Usage of Zend_Http_Client is pretty straight-forward:
$client = new Zend_Http_Client($uri); $client->request(Zend_Http_Client::HEAD); // HTTP HEAD request
However, today, on my Ubuntu box I had real problems as HTTP client constantly ended in segmentation fault (SIGTERM in apache logs). When debugging, I noticed that it does so only if $uri contains so called «unwise» characters, such as spaces, «{«, «}», «^» etc.
Going deeper, I reviewed the source code of Zend_Http_Client::setUri($uri) method, only to discover that it relies on Zend_Uri::factory($uri), to initialize the URLs. From there it was pretty simple. Zend_Uri is aware of «unwise» chars problem and disallows them by default (why exception thrown by Zend_Uri ended in SIGTERM is yet to discover, however). In order to allow such a characters:
Zend_Uri::setConfig(array('allow_unwise' => true));
$client = new Zend_Http_Client($uri); // $uri may contain unwise chars now
After issuing above instruction Zend_Uri accepts those unwisely formed URIs.
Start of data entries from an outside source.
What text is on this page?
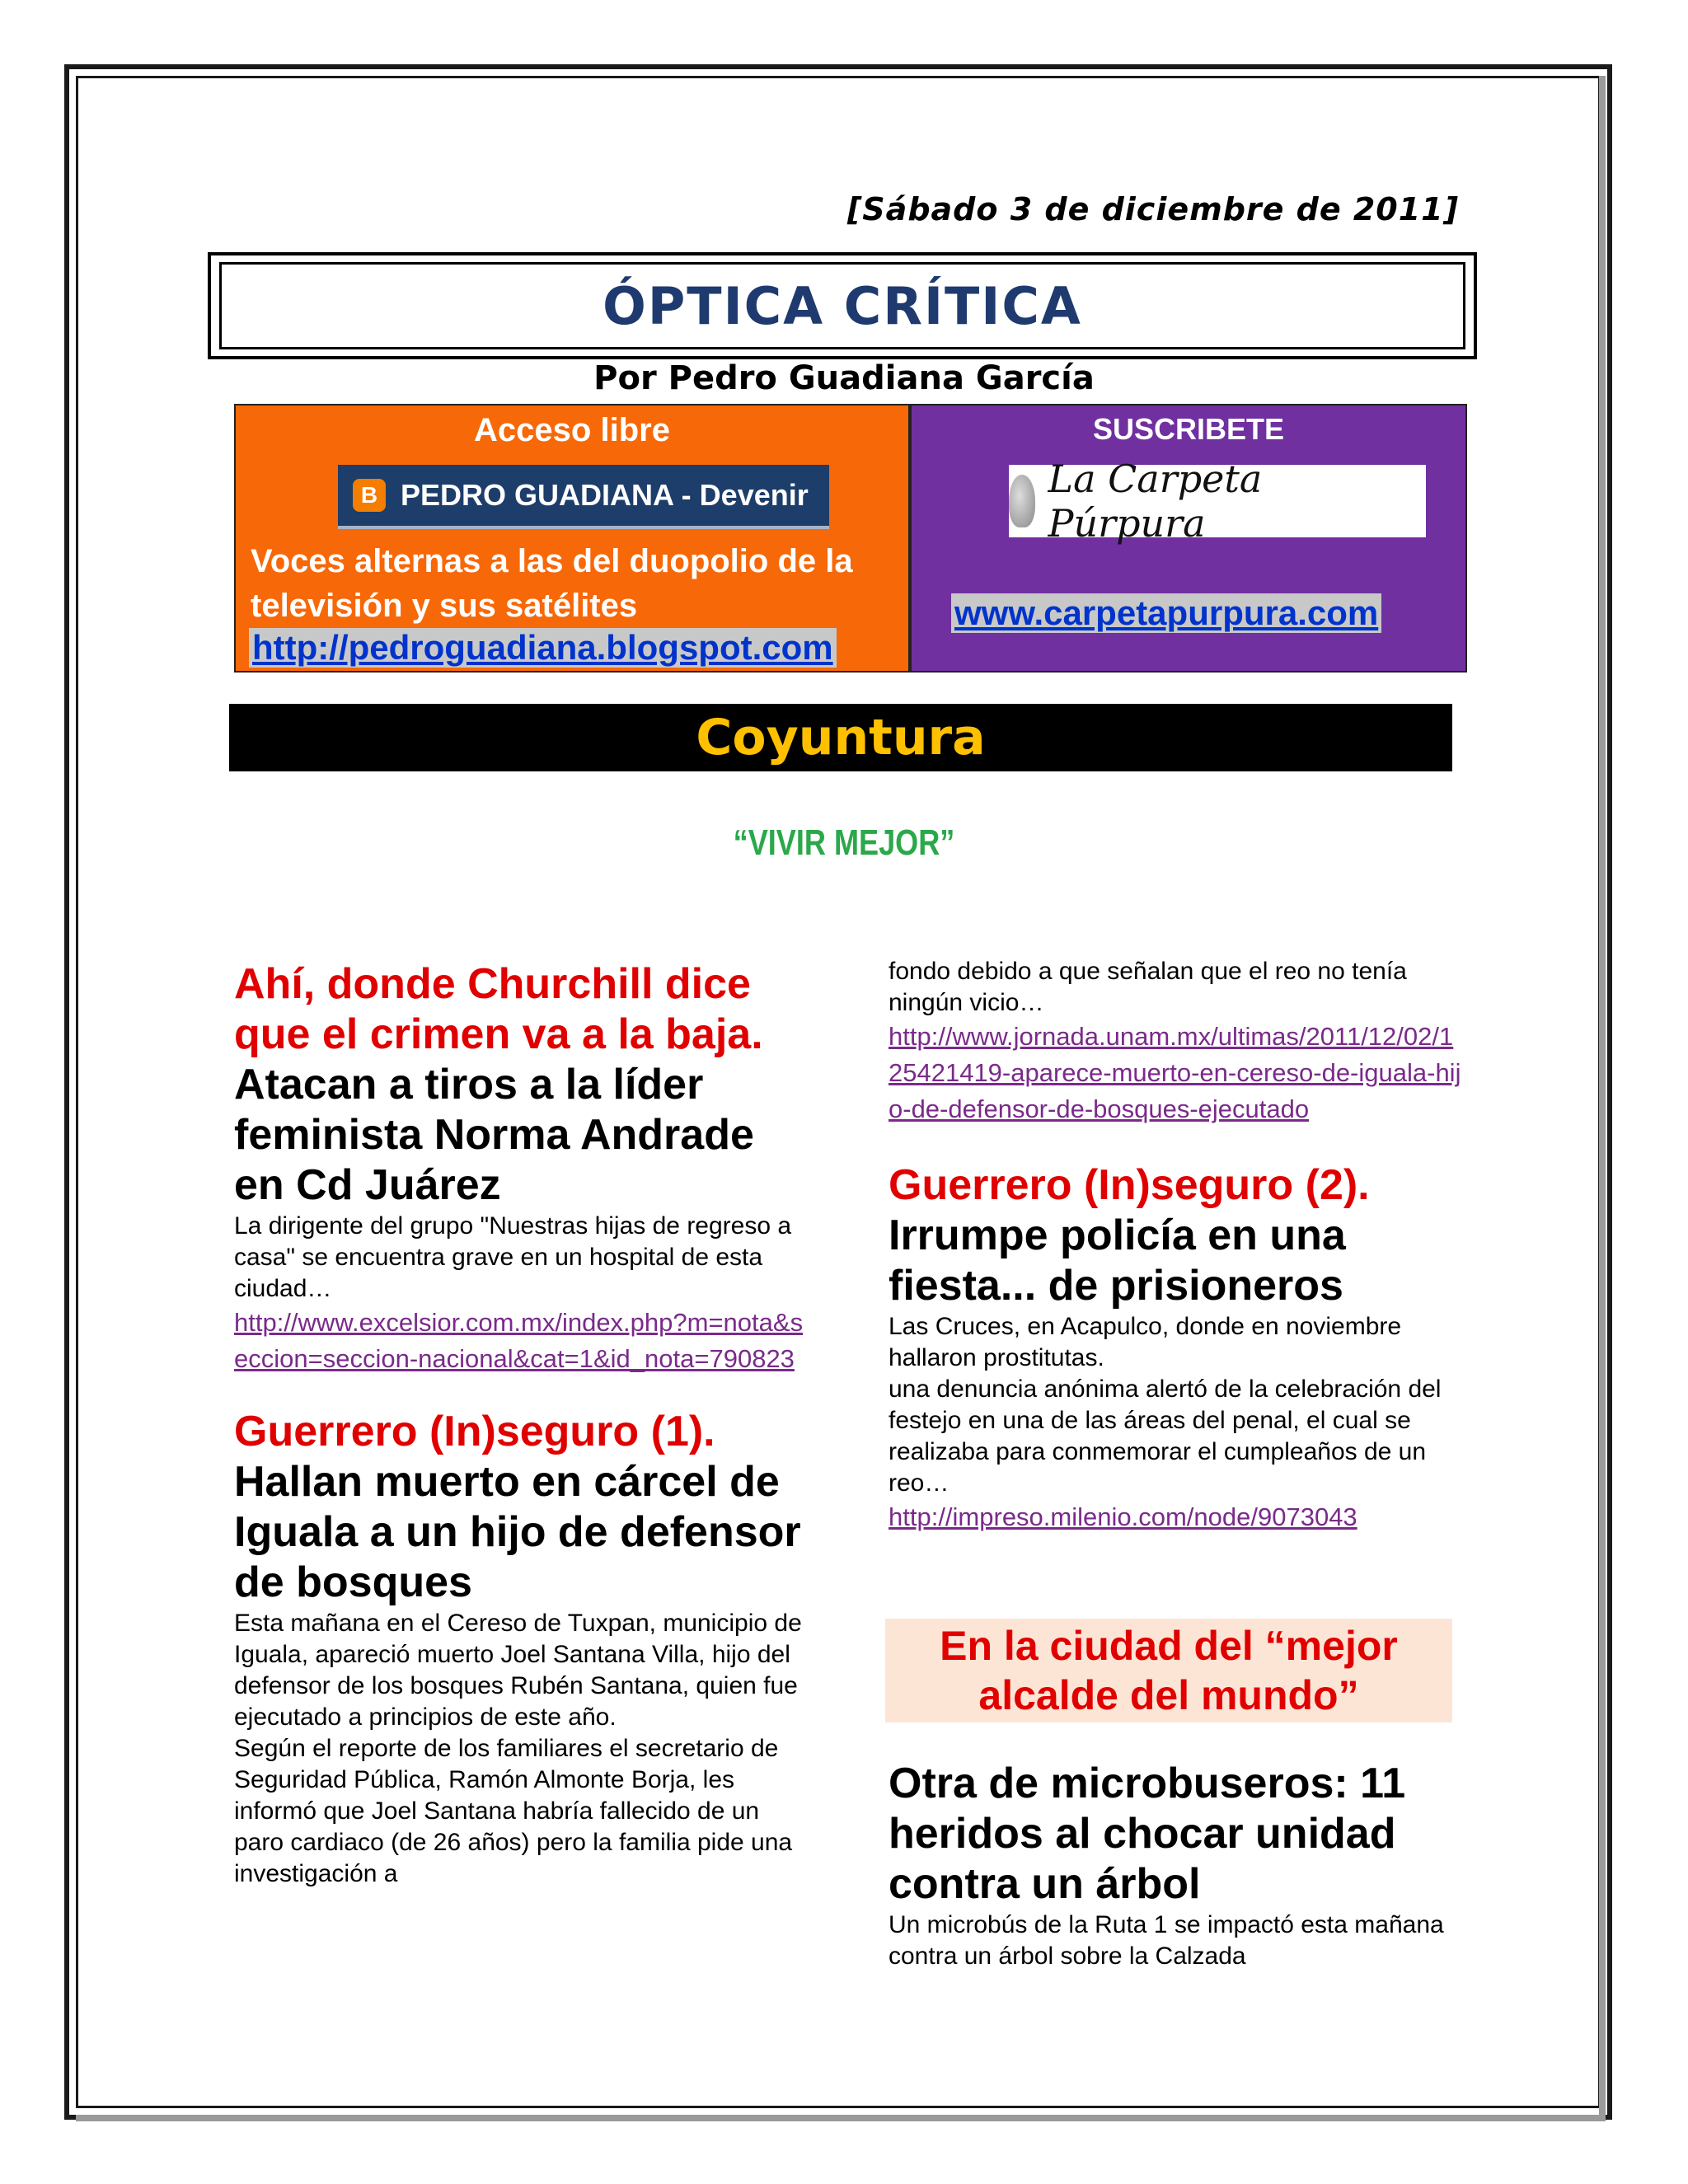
[Sábado 3 de diciembre de 2011]
ÓPTICA CRÍTICA
Por Pedro Guadiana García
Acceso libre
B
PEDRO GUADIANA - Devenir
Voces alternas a las del duopolio de la televisión y sus satélites
http://pedroguadiana.blogspot.com
SUSCRIBETE
La Carpeta Púrpura
www.carpetapurpura.com
Coyuntura
“VIVIR MEJOR”
Ahí, donde Churchill dice que el crimen va a la baja.
Atacan a tiros a la líder feminista Norma Andrade en Cd Juárez
La dirigente del grupo "Nuestras hijas de regreso a casa" se encuentra grave en un hospital de esta ciudad…
http://www.excelsior.com.mx/index.php?m=nota&seccion=seccion-nacional&cat=1&id_nota=790823
Guerrero (In)seguro (1).
Hallan muerto en cárcel de Iguala a un hijo de defensor de bosques
Esta mañana en el Cereso de Tuxpan, municipio de Iguala, apareció muerto Joel Santana Villa, hijo del defensor de los bosques Rubén Santana, quien fue ejecutado a principios de este año.
Según el reporte de los familiares el secretario de Seguridad Pública, Ramón Almonte Borja, les informó que Joel Santana habría fallecido de un paro cardiaco (de 26 años) pero la familia pide una investigación a
fondo debido a que señalan que el reo no tenía ningún vicio…
http://www.jornada.unam.mx/ultimas/2011/12/02/125421419-aparece-muerto-en-cereso-de-iguala-hijo-de-defensor-de-bosques-ejecutado
Guerrero (In)seguro (2).
Irrumpe policía en una fiesta... de prisioneros
Las Cruces, en Acapulco, donde en noviembre hallaron prostitutas.
una denuncia anónima alertó de la celebración del festejo en una de las áreas del penal, el cual se realizaba para conmemorar el cumpleaños de un reo…
http://impreso.milenio.com/node/9073043
En la ciudad del “mejor alcalde del mundo”
Otra de microbuseros: 11 heridos al chocar unidad contra un árbol
Un microbús de la Ruta 1 se impactó esta mañana contra un árbol sobre la Calzada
Plus, you have to URL-encode white-spaces (i.e. make sure that white-spaces in query string, or actually in URI part after the host name are replaced with «%20″ char) to make them acceptable.
Further info available in offical documentation.
Please note, that I still think that having unreliable chars in URI is really bad practice. If you work with some system that already gone far on this path, it’s nice to have a method to actually consume such a wildly formed URIs. Kudos to Zend_Uri maintainers!